Wednesday, March 11, 2009

UnSettlement Insiders Are Threatened by a Royalty System -- But the Class Isn't

As the Supreme Court's consideration proceeds, one of the most revealing phenomena is the screechy resistance to a royalty system from the UnSettlement/sellout defenders.

Some of this can be explained prosaically, as lack of imagination. Some people, including some truly downtrodden, if chronically narrow-visioned, freelance writers, just don't understand the fuss. The publishing industry has shoved all-rights contracts down most of our throats. And publishers propose to clean up their pre-Tasini paperwork problem by doling out a few nickels and dimes. What do you want -- blood?

Not blood, folks, just a reasonable system that doesn't turn Section 201(c) of the Copyright Act, as well as the 2001 Supreme Court decision affirming it, on its head.

No one can seriously argue, from a policy perspective, that the purpose of the Tasini decision was clerical.

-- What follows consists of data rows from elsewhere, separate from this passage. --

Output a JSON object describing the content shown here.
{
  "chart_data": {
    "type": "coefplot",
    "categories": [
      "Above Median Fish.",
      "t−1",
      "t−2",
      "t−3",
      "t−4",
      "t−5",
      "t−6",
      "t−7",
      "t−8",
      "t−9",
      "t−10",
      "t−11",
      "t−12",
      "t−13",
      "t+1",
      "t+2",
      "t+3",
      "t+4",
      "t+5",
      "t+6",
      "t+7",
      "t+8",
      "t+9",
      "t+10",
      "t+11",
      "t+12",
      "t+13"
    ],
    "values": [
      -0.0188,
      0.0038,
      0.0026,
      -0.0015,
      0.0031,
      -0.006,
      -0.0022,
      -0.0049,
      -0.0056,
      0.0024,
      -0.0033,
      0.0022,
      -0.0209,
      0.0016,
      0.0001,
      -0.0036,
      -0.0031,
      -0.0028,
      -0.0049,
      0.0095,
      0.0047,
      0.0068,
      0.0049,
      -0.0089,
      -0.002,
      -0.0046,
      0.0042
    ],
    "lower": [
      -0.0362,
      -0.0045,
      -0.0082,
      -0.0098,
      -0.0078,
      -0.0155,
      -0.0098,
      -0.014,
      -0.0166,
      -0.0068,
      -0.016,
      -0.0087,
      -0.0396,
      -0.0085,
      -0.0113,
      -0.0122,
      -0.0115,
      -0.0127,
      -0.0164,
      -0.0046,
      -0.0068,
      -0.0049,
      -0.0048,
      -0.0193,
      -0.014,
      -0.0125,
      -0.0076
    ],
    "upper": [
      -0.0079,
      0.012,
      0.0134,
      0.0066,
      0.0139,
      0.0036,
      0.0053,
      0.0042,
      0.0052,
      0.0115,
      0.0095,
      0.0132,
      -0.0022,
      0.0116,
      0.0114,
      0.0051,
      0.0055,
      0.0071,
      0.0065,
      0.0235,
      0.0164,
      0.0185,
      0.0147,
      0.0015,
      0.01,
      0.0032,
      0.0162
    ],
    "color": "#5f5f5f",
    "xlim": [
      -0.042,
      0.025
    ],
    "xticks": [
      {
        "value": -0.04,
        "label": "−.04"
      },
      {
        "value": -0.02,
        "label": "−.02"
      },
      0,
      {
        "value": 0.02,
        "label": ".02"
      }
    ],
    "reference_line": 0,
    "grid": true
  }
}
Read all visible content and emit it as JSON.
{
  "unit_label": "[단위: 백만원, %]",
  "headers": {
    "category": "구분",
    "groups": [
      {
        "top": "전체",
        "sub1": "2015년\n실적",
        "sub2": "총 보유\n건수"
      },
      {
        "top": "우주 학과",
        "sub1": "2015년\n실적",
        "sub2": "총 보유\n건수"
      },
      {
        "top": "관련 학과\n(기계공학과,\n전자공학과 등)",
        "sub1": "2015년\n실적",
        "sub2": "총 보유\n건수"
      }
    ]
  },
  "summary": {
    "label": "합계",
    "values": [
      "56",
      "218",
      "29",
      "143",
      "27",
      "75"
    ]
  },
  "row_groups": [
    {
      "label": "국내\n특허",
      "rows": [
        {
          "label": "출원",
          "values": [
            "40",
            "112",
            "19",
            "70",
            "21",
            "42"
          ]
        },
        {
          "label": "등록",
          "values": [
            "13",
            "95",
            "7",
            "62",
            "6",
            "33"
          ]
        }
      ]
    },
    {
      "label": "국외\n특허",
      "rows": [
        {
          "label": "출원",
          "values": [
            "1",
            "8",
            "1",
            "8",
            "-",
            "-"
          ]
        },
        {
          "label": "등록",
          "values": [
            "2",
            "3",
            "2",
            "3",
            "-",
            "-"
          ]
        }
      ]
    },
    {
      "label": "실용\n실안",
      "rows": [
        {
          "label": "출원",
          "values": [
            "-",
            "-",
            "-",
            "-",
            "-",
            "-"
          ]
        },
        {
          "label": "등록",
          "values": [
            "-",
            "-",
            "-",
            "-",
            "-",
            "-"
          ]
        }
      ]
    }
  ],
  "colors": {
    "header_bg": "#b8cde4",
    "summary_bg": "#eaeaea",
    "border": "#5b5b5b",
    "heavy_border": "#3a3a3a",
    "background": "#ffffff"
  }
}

The legislative history behind the most recent Congressional revision of the Copyright Act, in 1976, showed an awareness of the impact of new technologies (though few, of course, realized the full implications of CD-ROMs and the Internet per se). The purpose of the "doctrine of divisibility" of rights was to empower independent creators, so that all information and culture wouldn't be delivered and controlled solely by corporate entities. This was and is deemed an overall good thing for our society.

So if your argument is that you want your $12.97 in claims (or, in the case of some class action system-gamers, a good bit more) and you want it now, then go ahead and make it.

Just don't try to bully the rest of us into believing that there aren't larger principles at stake.